Variation of gene expression levels in cancer is known to be brought about by copy number variation, deletion and amplification and in this way the three variables ought to be considered simultaneously when scanning for driver genes. We likewise considered cancer driver gene selection by means of investigation of copy number, mutation, amplification, deletion and expression levels [23] via newly developed generalized lasso techniques. When using gene network analysis on gene expressions only (results we did not report here), no structure was found associating drug sensitivity to gene expression. When variation in gene expression levels was used with penalized lasso, we obtained more information.
It might appear to be astounding that quality and variation in gene expression alone has such exceptional influence in enhancing drug responses, as the approach disregards what are thought to be important factors in drug sensitivity, for example, malignancy type or other specific markers. We demonstrated, through this work, that the good performance may (partially) come from not only the way the unbiased test statistics were used for genomics features prediction but also that the variability in gene expression as a surrogate for unmeasured phenotypes are straightforwardly important to chemotherapeutic sensitivity, therefore, can catch parts of both germline and tumor-specific genome variation.
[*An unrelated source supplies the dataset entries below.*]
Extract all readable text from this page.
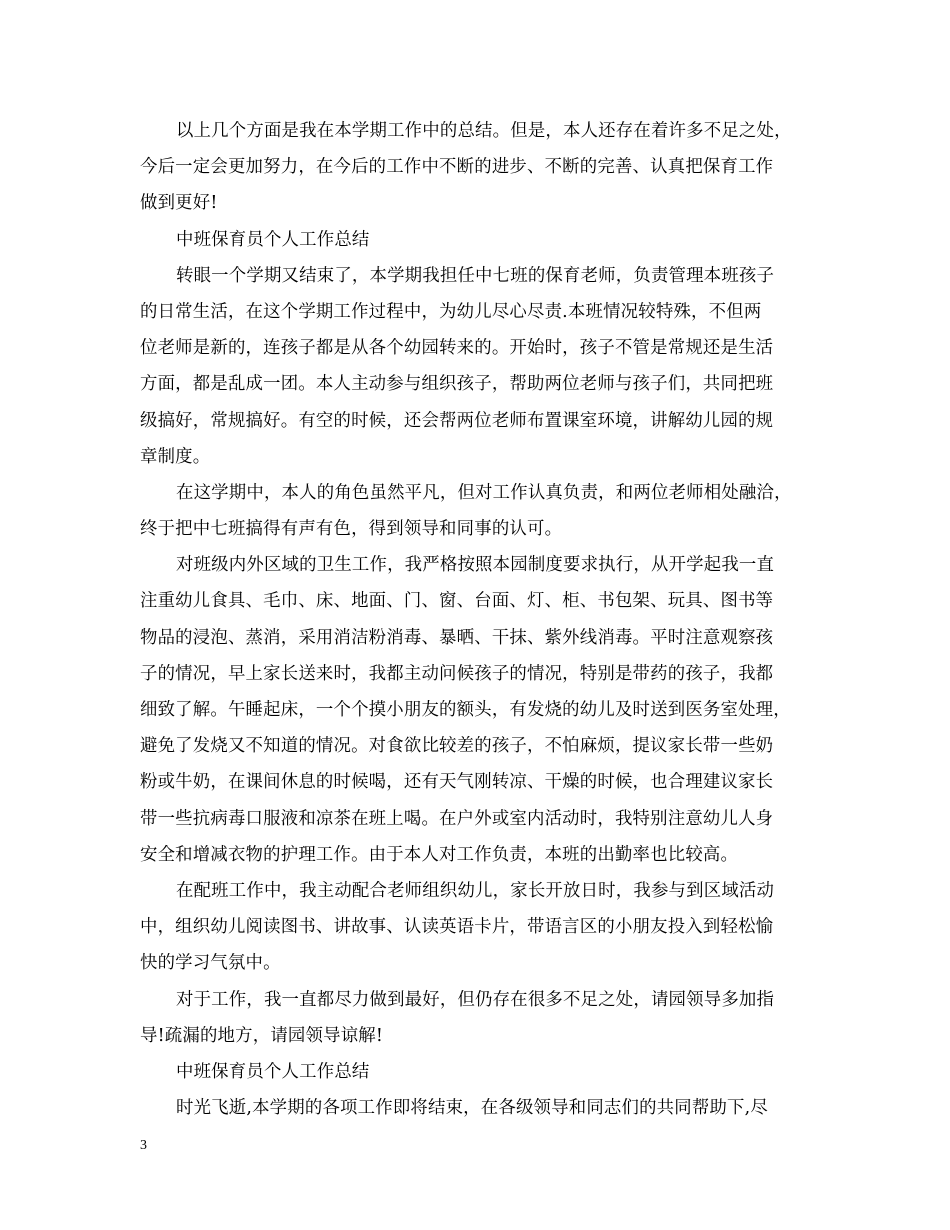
以上几个方面是我在本学期工作中的总结。但是，本人还存在着许多不足之处，
今后一定会更加努力，在今后的工作中不断的进步、不断的完善、认真把保育工作
做到更好!
中班保育员个人工作总结
转眼一个学期又结束了，本学期我担任中七班的保育老师，负责管理本班孩子
的日常生活，在这个学期工作过程中，为幼儿尽心尽责.本班情况较特殊，不但两
位老师是新的，连孩子都是从各个幼园转来的。开始时，孩子不管是常规还是生活
方面，都是乱成一团。本人主动参与组织孩子，帮助两位老师与孩子们，共同把班
级搞好，常规搞好。有空的时候，还会帮两位老师布置课室环境，讲解幼儿园的规
章制度。
在这学期中，本人的角色虽然平凡，但对工作认真负责，和两位老师相处融洽，
终于把中七班搞得有声有色，得到领导和同事的认可。
对班级内外区域的卫生工作，我严格按照本园制度要求执行，从开学起我一直
注重幼儿食具、毛巾、床、地面、门、窗、台面、灯、柜、书包架、玩具、图书等
物品的浸泡、蒸消，采用消洁粉消毒、暴晒、干抹、紫外线消毒。平时注意观察孩
子的情况，早上家长送来时，我都主动问候孩子的情况，特别是带药的孩子，我都
细致了解。午睡起床，一个个摸小朋友的额头，有发烧的幼儿及时送到医务室处理，
避免了发烧又不知道的情况。对食欲比较差的孩子，不怕麻烦，提议家长带一些奶
粉或牛奶，在课间休息的时候喝，还有天气刚转凉、干燥的时候，也合理建议家长
带一些抗病毒口服液和凉茶在班上喝。在户外或室内活动时，我特别注意幼儿人身
安全和增减衣物的护理工作。由于本人对工作负责，本班的出勤率也比较高。
在配班工作中，我主动配合老师组织幼儿，家长开放日时，我参与到区域活动
中，组织幼儿阅读图书、讲故事、认读英语卡片，带语言区的小朋友投入到轻松愉
快的学习气氛中。
对于工作，我一直都尽力做到最好，但仍存在很多不足之处，请园领导多加指
导!疏漏的地方，请园领导谅解!
中班保育员个人工作总结
时光飞逝,本学期的各项工作即将结束，在各级领导和同志们的共同帮助下,尽
3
In summary, we have proposed a novel integrative computational strategy based on a multidimensional multitask penalized regression for identifying driver genes for cancer. To effectively perform high dimensional genomic data analysis, we used recursive strategies in line with the penalized lasso method. Furthermore, we have proposed a parametric multidimensional statistical test for gene selection based on robust regression modeling. These findings have profound implications for personalized medicine and drug development. Future work will focus on improving predictions using more rigorous transcriptome quantification.